Open-source 7B-14B models trained with FTRL outperform strongest closed-source models like GPT-4o (42.79) and Claude-4.0-Sonnet (42.71) on average scores.
Layer-wise analysis reveals that performance gains primarily stem from updates in the bottom-level MLP parameters (layers 0-2), suggesting the method enhances the model's understanding and representation of context rather than simple pattern matching.
Reasoning mode performs better in complex scenarios (multi-hop, parallel multi-hop) but shows degraded performance in simple scenarios (single-hop), indicating current reasoning mechanisms are not yet optimized for tool use.
Post-training models show no performance loss on general capability benchmarks such as MMLU, BBH, and GSM8K.

Highlights & Insights¶

The five-stage environment construction pipeline is elegantly designed—forming a closed loop from scenario decomposition to local deployment, ensuring both environmental diversity and feedback stability. This is transferable to other RL training scenarios requiring stable interaction.
The F1-style reward design is simple and efficient—simultaneously constraining precision and completion with one formula, avoiding the complexity of multi-objective optimization.
The discovery that "bottom-level MLP drives performance" is insightful—improvements in tool-use capability are rooted in better contextual understanding rather than surface-level pattern matching.

Limitations & Future Work¶

The method mainly improves tool-calling behavior without optimizing the underlying reasoning process; there is an alignment gap between the reasoning mode of current open-source models and tool-use tasks.
Validated only on 7B-14B models due to resource constraints; performance on larger models remains unknown.
Environment construction relies on GPT-4o for generation; future work could explore fully automated generation schemes.
Training data lacks multi-turn user interactions and noisy environments, though the model remains effective on multi-turn benchmarks like \(\tau\)-bench, indicating strong generalization.
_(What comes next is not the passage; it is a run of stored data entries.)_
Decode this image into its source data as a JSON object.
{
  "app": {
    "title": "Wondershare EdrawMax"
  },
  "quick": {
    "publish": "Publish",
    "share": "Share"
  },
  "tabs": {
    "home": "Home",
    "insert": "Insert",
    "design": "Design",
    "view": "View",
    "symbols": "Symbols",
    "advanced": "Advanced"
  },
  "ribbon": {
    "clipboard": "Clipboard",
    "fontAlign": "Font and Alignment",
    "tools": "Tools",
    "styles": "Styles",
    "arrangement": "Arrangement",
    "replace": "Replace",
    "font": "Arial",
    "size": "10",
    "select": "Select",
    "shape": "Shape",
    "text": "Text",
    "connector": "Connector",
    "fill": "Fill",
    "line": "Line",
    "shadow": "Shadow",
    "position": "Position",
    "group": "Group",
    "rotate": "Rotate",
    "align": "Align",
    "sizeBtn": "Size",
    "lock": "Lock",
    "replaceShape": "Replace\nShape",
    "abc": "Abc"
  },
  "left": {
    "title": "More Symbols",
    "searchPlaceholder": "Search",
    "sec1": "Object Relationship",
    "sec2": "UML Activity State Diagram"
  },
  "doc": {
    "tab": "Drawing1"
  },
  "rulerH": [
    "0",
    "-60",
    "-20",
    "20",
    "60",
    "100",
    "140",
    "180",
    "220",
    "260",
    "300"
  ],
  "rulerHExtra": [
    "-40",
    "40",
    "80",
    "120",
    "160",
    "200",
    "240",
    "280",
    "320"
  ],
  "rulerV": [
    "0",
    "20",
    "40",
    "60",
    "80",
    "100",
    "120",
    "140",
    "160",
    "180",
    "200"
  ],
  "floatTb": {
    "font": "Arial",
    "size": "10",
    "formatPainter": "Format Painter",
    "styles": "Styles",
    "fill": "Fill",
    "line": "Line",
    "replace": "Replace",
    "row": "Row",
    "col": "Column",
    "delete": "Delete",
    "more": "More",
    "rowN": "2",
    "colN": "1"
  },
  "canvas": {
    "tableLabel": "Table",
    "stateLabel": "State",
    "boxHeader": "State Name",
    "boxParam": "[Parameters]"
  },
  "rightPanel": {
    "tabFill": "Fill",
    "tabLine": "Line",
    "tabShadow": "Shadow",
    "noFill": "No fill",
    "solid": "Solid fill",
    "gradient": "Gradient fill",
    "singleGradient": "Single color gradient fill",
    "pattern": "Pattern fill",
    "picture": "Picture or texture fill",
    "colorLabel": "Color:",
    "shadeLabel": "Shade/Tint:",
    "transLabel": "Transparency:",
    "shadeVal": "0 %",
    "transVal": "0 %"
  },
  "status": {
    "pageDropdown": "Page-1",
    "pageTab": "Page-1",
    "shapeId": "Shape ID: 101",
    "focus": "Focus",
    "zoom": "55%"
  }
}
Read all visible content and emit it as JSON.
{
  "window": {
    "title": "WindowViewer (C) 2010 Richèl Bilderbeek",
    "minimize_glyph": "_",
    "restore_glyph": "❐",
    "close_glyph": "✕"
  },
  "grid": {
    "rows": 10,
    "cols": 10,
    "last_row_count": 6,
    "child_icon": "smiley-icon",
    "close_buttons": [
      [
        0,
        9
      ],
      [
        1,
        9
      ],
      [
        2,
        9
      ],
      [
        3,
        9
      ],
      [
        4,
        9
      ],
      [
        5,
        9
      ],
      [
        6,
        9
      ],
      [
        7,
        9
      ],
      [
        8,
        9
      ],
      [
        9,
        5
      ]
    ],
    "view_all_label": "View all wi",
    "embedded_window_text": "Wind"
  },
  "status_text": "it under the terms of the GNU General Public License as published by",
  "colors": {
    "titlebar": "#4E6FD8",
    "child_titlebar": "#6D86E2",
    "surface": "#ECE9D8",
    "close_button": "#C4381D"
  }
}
vs SFT-based methods (e.g., ToolLlama): SFT methods rely on proprietary models to generate trajectories for fine-tuning. FTRL learns autonomously through RL interaction with the environment, avoiding proprietary model dependency.
vs Existing RL Tool-Use methods: Existing methods rely on online APIs and LLM-as-judge rewards. FTRL's local environment and verifiable rewards solve the issues of stability and reward reliability.
vs Ye et al. (2024): Their controllable environment construction is limited to multi-hop scenarios and test data. FTRL covers four scenarios and supports training.

Rating¶

Novelty: ⭐⭐⭐⭐ The combination of five-stage environment construction and F1-style reward is a solid engineering-oriented system innovation.
Experimental Thoroughness: ⭐⭐⭐⭐⭐ Very comprehensive, covering multiple model families, RL algorithms, benchmarks, reward ablations, and parameter analysis.
Writing Quality: ⭐⭐⭐⭐ Clear structure with deep experimental analysis, though technical details on environment construction could be more granular.
Value: ⭐⭐⭐⭐⭐ Provides a complete and usable tool-use RL training framework; the 7B model surpassing GPT-4o offers significant practical value.